Catherine Sandoval, a former CPUC commissioner who teaches energy law at Santa Clara University, wrote an article Wednesday recommending 10 regulatory goals to help prevent utility-sparked wildfires. For the six years she served on the commission, ending last year, she warned of safety risks inherent in the maintenance and monitoring of equipment. In an interview Friday, she said she worried PG&E and other companies are “running to failure.”

“Certain conditions can lead to metal corrosion. (Investigators) will look at age and previous exposure to wind,” she said. “Making sure utilities are paying attention to aging infrastructure is absolutely imperative. They should’ve been assessing if there were risks to … the aging towers, particularly since nearby towers suffered wind damage.”

In 2012, a winter storm toppled five towers on the same transmission line. Those crumpled towers were replaced in 2016, but other towers were not, attorneys have alleged.
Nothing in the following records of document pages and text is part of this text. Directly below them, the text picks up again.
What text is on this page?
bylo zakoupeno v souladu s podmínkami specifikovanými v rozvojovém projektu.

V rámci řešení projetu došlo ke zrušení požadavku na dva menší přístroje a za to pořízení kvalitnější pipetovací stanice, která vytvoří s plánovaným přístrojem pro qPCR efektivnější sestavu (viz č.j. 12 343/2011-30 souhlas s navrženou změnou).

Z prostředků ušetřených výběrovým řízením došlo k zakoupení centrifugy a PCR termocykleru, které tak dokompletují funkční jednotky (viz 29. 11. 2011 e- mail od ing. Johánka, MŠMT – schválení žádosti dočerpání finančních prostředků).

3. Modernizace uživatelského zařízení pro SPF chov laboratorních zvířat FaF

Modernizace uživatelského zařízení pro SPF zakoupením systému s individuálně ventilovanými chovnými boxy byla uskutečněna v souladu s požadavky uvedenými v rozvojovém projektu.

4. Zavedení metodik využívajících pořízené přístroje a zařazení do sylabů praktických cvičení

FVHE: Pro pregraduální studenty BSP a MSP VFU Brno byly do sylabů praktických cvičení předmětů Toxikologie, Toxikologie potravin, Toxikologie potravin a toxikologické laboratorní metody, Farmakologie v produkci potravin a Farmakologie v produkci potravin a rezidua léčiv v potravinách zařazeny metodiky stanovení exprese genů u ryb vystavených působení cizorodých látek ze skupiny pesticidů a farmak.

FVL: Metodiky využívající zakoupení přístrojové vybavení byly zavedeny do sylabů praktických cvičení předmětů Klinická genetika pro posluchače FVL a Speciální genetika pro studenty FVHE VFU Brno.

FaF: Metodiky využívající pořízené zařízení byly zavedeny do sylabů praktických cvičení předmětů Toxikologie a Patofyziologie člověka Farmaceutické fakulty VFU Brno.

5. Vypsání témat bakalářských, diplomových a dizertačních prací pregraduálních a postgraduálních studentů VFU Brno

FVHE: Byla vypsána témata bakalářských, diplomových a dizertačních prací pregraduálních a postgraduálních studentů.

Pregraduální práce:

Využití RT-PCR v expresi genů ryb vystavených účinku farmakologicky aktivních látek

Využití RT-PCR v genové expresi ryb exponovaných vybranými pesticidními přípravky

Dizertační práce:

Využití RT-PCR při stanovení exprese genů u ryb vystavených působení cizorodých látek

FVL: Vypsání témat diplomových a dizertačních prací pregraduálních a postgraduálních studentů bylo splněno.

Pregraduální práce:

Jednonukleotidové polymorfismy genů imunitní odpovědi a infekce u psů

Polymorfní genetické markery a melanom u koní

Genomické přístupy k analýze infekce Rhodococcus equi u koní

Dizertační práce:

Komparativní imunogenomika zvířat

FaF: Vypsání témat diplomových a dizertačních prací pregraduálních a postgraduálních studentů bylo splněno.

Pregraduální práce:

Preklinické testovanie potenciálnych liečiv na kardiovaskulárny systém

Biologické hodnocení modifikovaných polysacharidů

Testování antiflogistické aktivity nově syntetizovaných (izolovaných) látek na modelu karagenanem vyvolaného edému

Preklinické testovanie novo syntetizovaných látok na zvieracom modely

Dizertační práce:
Sandoval called a failure on a metal transmission line “extremely unusual,” especially compared to more fragile distribution lines on wooden poles.

The Camp Fire origin site at Concow is marked by an orange cone after Cal Fire removed the distribution pole. (Courtesy of Dario de Ghetaldi) 

“Was the cross arm showing signs of stress? Should equipment have been more quickly replaced?” Sandoval asked.

Fire investigators also have retrieved a power pole and other evidence from the location of the second power line malfunction in Concow on the Big Bend 12,000-volt distribution line, about two miles west of Pulga. Trees and two wood power poles litter the ground near a single orange construction cone that marks the spot.

In Sandoval’s article, she included photos she took of dangerous power lines. Something must change, she concluded.

“Stemming utility-caused wildfires is a legal and ethical imperative to protect the safety and health of the people of California,” she wrote, “and the future of our state and planet.”